To help bring this about, at the Government level the British Safety Council is calling for the introduction of a national workplace wellbeing strategy to provide a framework for and a guide to investing in wellbeing and a premium paid to SMEs to support their wellbeing strategies.

Echoing the key asks of the campaign, Labour’s Shadow Cabinet Minister for Mental Health, Dr Rosena Allin-Khan MP, stressed the urgent need to “work across political divides” on this:

“For anyone, regardless of how big the house they live in, whether they're single or attached, whether they're old or young, mental health issues such as anxiety or depression and loneliness or addiction can affect anyone…having fantastic initiatives like Keep Thriving tries to look at creating a uniform way of ensuring that no one gets left behind. Encouraging workplaces to sign up to Keep Thriving means that people don't fall through the net.” 

Labour’s Shadow Cabinet Minister for Mental Health, Dr Rosena Allin-Khan MP

Reflecting passionately on her time working in intensive care units during the pandemic, Allin-Khan highlighted that there are those who are often “disproportionately affected” by poor wellbeing in the workplace, from key workers who helped to keep the country moving during COVID, to those who currently live in insecure housing.

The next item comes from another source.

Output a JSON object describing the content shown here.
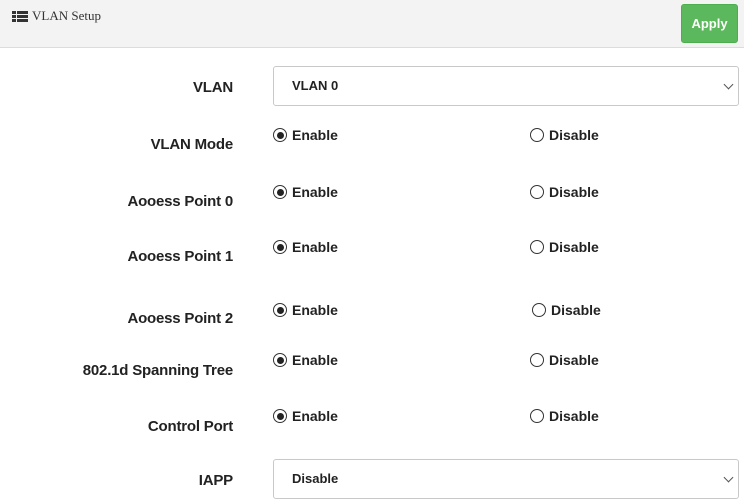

Pivotal to delivering on Keep Thriving is to learn from best practice. The reception was enriched by a number of industry representatives who provided a valuable insight into what can be achieved with a strong commitment to worker wellbeing and actively engaged employees.

When asked by The House what workplace wellbeing meant to her, Emma Willey, who is a Director at Health, Safety and Wellbeing Consultancy company ACS Physical Risk Control, said that “it is genuinely fundamental to every single thing I do”. Recalling her own harrowing experience as a survivor of the 2004 Boxing Day tsunami, she explained how a positive approach to workplace wellbeing helped her through PTSD from the event. She also highlighted current efforts at ACS to boost employer wellbeing, including flexible working and promoting an environment where everybody knows they can talk to one another. 

Meanwhile, Managing Director of sign installation and maintenance company, XMO Strata, Steve Martin, explained how his organisation had worked with employees to develop an app, whereby any member of staff can have an anonymous conversation with their employer about wellbeing related issues. Commenting on the positive results of the initiative, Martin said “it's really broken down the barriers of talking about mental health”.

The British Safety Council has published a Keep Thriving Manifesto, which sets out their aims in more detail, as well as a Wellbeing Positioning Paper showing why better wellbeing matters.